At Red Bull, for example, which Lap CEO Hage holds up as the great role model, 250 employes were once quickly dismissed to prevent the establishment of a works council.

From the perspective of capital, this also seems sensible: miserable wages and poor working conditions lead, at least in the short term, to high profits. There are no reasons to assume that the founders of Lap-Coffee have a different attitude toward works councils and collective wages than the previous projects and major role models they have been involved with.

Lap is shit for the environment.

Lap Coffee is completely geared toward single-use plastic tableware. The fact that there are theoretically reusable cups is just a pure alibi. All the people who live near Lap branches are familiar with the plastic waste caused by Lap on the streets and in parks.

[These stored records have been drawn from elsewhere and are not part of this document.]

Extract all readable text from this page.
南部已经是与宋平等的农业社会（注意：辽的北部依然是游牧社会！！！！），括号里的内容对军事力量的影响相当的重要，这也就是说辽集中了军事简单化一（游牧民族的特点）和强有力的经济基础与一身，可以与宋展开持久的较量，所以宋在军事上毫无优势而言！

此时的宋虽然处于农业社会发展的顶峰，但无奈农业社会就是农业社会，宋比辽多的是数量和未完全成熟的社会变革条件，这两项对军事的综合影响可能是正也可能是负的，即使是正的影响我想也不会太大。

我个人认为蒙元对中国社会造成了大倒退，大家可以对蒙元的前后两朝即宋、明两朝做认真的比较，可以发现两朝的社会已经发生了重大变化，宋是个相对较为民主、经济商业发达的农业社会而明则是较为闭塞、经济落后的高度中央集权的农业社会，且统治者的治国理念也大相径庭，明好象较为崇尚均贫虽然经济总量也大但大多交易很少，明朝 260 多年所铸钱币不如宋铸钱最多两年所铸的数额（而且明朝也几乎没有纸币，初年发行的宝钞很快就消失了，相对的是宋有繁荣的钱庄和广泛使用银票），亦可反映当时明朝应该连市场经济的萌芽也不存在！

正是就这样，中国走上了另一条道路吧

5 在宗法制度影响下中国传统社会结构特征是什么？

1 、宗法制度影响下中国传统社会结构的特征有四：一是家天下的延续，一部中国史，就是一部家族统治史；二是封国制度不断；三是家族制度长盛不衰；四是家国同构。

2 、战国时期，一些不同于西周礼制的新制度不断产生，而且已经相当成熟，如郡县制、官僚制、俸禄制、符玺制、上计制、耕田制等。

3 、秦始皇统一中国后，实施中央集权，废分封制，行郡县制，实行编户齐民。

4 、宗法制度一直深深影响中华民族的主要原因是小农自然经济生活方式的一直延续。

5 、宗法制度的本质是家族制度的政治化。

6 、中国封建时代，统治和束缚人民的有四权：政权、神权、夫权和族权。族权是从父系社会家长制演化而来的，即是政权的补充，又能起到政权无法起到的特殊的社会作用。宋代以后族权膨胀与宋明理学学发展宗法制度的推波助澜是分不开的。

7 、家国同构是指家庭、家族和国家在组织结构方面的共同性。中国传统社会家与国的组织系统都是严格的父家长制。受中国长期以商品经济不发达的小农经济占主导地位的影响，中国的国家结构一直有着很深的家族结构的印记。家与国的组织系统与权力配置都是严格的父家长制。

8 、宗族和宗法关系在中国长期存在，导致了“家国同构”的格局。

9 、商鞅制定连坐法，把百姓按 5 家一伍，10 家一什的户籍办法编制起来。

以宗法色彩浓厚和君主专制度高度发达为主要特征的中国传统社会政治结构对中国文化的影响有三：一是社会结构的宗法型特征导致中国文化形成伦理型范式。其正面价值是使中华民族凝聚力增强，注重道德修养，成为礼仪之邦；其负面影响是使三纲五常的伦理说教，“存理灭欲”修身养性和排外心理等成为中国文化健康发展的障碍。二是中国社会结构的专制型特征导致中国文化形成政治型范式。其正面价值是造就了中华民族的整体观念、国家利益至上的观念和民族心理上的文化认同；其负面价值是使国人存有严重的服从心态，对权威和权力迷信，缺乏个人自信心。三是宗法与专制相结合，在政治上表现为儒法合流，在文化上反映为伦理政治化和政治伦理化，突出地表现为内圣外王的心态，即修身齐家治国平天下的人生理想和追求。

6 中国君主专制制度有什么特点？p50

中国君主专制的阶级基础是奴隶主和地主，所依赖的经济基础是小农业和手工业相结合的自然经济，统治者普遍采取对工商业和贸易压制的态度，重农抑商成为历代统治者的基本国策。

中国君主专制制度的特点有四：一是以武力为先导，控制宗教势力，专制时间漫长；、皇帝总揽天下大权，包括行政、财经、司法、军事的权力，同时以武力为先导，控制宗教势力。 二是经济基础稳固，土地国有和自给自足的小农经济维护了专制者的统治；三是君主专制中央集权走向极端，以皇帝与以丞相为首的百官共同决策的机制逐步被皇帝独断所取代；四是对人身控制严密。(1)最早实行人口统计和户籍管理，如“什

All this community talk is pure nonsense.

Especially disgusting is the whole “community” talk from Lap Coffee, a company that is solely focused on profit and generating as much revenue as possible from individual customers. “With 100 stores, we can acquire long-term relationships with millions of happy customers…” What we want to do over time is expand the portfolio of services and products even beyond coffee… We can, of course, monetize a lot more from existing customers…

To build this “community” and increase overall and per-customer sales, the data collected thru a Lap App, among other sources, is being used aggressively.

Lap takes a tough stance against criticism.

They invoke the free market and a free society, but themselves act ruthlessly against criticism. Maybe they have to do that if they want to grow primarily thru an image bubble, where criticism threatens to undermine the beautiful facade and expose the grim reality of profit maximization. If Lap is personally resorting to legal threats against criticism here, that’s pretty extreme: the company supported by millions from investors threatening a furious local resident with legal action over their criticism on Google…

We see: There are plenty of reasons to find Lap Coffee really shitty. The list could go on.